Most of us associate Our Town with unbearably earnest high school drama club productions, or reruns of that very special "Growing Pains" episode in which Mike and Boner get cast in the play and Mike decides he wants to be a professional actor while wearing a regrettable vest. But Chicago director David Cromer, who won an OBIE for last year's Adding Machine, has come to wrest Thornton Wilder's 1938 play back from the tween stage hogs. His inspired interpretation remains faithful to Wilder's intriguing blend of naturalism and formal deconstruction, while also eschewing the hokey, Norman Rockwell sentimentality that's de rigueur for amateur productions.
In addition to directing, Cromer also plays the Stage Manager, who breaks the fourth wall to introduce the early-twentieth century inhabitants of Grover's Corners, the fictional New Hampshire town at the center of the story. Wilder's instructions called for few props and no set, and Cromer's production unfolds accordingly, with just some tables and chairs. But the Barrow Street theater has been brilliantly reconfigured for the show, with the play performed in the 3/4 round. Since the house lights remain up throughout the performance, there's often little distinction between the audience and the actors, who are dressed as contemporary suburbanites in jeans and sweats, and speak without any old-timey affectation. There's an arresting immediacy to this approach, and the atmosphere of small-town America is evoked simply by trusting the actors' ability to engage the spectators' imaginations.

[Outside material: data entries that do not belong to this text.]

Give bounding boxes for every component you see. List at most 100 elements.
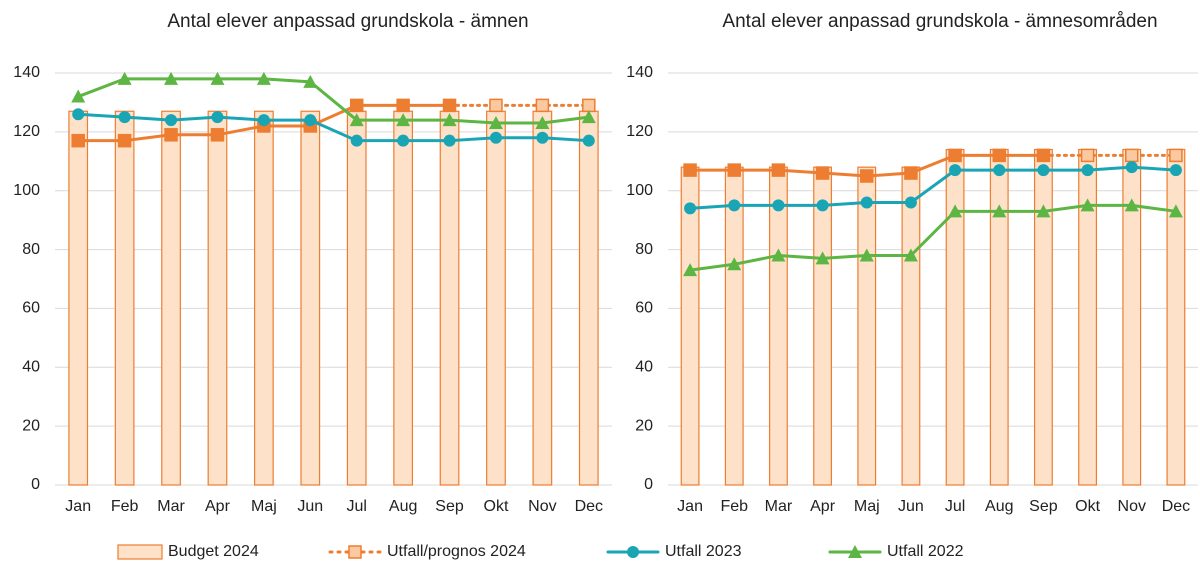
marker xyxy=(949,164,962,177)
marker xyxy=(304,114,317,127)
y-tick-label: 20 xyxy=(22,417,40,434)
y-tick-label: 60 xyxy=(22,300,40,317)
bar xyxy=(439,110,460,486)
x-tick-label: Dec xyxy=(575,498,603,515)
marker xyxy=(396,98,410,113)
marker xyxy=(727,257,742,271)
y-tick-label: 20 xyxy=(635,417,653,434)
marker xyxy=(1080,148,1095,163)
bar xyxy=(300,110,321,486)
marker xyxy=(1169,148,1183,163)
y-tick-label: 0 xyxy=(644,476,653,493)
marker xyxy=(71,133,85,148)
bar xyxy=(680,166,700,486)
legend-marker xyxy=(848,545,862,558)
x-tick-label: Nov xyxy=(528,498,556,515)
legend-label: Utfall 2023 xyxy=(665,543,742,560)
bar xyxy=(768,166,788,486)
bar xyxy=(857,166,877,486)
legend-swatch xyxy=(117,544,163,560)
bar xyxy=(901,166,921,486)
bar xyxy=(161,110,181,486)
marker xyxy=(536,131,549,144)
x-tick-label: Feb xyxy=(720,498,748,515)
marker xyxy=(1169,164,1182,177)
marker xyxy=(1168,204,1183,218)
marker xyxy=(257,114,270,127)
bar xyxy=(1166,148,1186,486)
x-tick-label: Jul xyxy=(346,498,366,515)
bar xyxy=(578,110,599,486)
bar xyxy=(813,166,833,486)
y-tick-label: 0 xyxy=(31,476,40,493)
x-tick-label: Sep xyxy=(1029,498,1058,515)
bar xyxy=(1033,148,1053,486)
x-tick-label: Sep xyxy=(435,498,464,515)
marker xyxy=(1124,198,1139,212)
marker xyxy=(349,98,364,113)
marker xyxy=(815,251,830,265)
marker xyxy=(164,71,179,85)
marker xyxy=(397,134,410,147)
marker xyxy=(117,133,132,148)
chart-title: Antal elever anpassad grundskola - ämnes… xyxy=(722,11,1157,32)
marker xyxy=(771,248,786,262)
marker xyxy=(948,204,963,218)
marker xyxy=(582,134,595,147)
x-tick-label: Nov xyxy=(1118,498,1146,515)
series-line xyxy=(689,203,1177,272)
marker xyxy=(859,248,874,262)
x-tick-label: Apr xyxy=(205,498,231,515)
marker xyxy=(683,163,697,177)
marker xyxy=(535,98,550,113)
marker xyxy=(256,71,271,85)
marker xyxy=(118,111,131,124)
marker xyxy=(582,98,596,113)
y-tick-label: 80 xyxy=(635,241,653,258)
marker xyxy=(992,148,1006,163)
y-tick-label: 140 xyxy=(13,64,40,81)
y-tick-label: 80 xyxy=(22,241,40,258)
y-tick-label: 140 xyxy=(626,64,653,81)
marker xyxy=(443,134,456,147)
bar xyxy=(989,148,1009,486)
marker xyxy=(489,98,503,113)
bar xyxy=(68,110,89,486)
legend-marker xyxy=(627,546,639,558)
marker xyxy=(683,263,698,277)
x-tick-label: Mar xyxy=(157,498,185,515)
marker xyxy=(1036,204,1051,218)
x-tick-label: Jul xyxy=(945,498,965,515)
bar xyxy=(393,110,414,486)
bar xyxy=(945,148,965,486)
y-tick-label: 120 xyxy=(626,123,653,140)
y-tick-label: 40 xyxy=(22,359,40,376)
y-tick-label: 100 xyxy=(626,182,653,199)
y-tick-label: 40 xyxy=(635,359,653,376)
bar xyxy=(207,110,228,486)
marker xyxy=(535,116,550,130)
chart-title: Antal elever anpassad grundskola - ämnen xyxy=(167,11,528,32)
x-tick-label: Maj xyxy=(251,498,277,515)
marker xyxy=(211,111,224,124)
legend-marker xyxy=(348,545,362,559)
x-tick-label: Mar xyxy=(765,498,793,515)
marker xyxy=(442,113,457,127)
marker xyxy=(904,166,918,180)
x-tick-label: Okt xyxy=(1075,498,1100,515)
series-line xyxy=(689,165,1177,210)
marker xyxy=(349,113,364,127)
marker xyxy=(164,128,178,142)
legend-label: Utfall/prognos 2024 xyxy=(387,543,526,560)
bar xyxy=(724,166,744,486)
marker xyxy=(1081,164,1094,177)
marker xyxy=(816,199,829,212)
marker xyxy=(488,116,503,130)
marker xyxy=(903,248,918,262)
marker xyxy=(1037,164,1050,177)
y-tick-label: 120 xyxy=(13,123,40,140)
x-tick-label: Maj xyxy=(854,498,880,515)
marker xyxy=(1036,148,1051,163)
marker xyxy=(727,163,741,177)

Cromer is delightfully dry and businesslike as the Stage Manager, describing the people and places of Grover's Corners without a drop of nostalgia. And his ensemble delivers nuanced and compelling performances; watching them, we feel we're observing ourselves muddle through life here in desperate 2009, not our distant ancestors—though unlike us, they're tuned into the change of seasons, not changes in Facebook status. From the first beat, the production is consistently humorous, then gradually mesmerizing, so that by the third act, when Cromer breaks from Wilder's minimalist instructions with a virtuoso burst of hyper-realism, the impact is revelatory. It's then that Wilder's premise, that life passes us by while we "move about in a cloud of ignorance," hits the chest with full force. Cromer has succeeded in reminding us why Our Town has been done to death: It's a near-masterpiece, and, in the right hands, deeply inspiring. His hands are right: Do not miss this.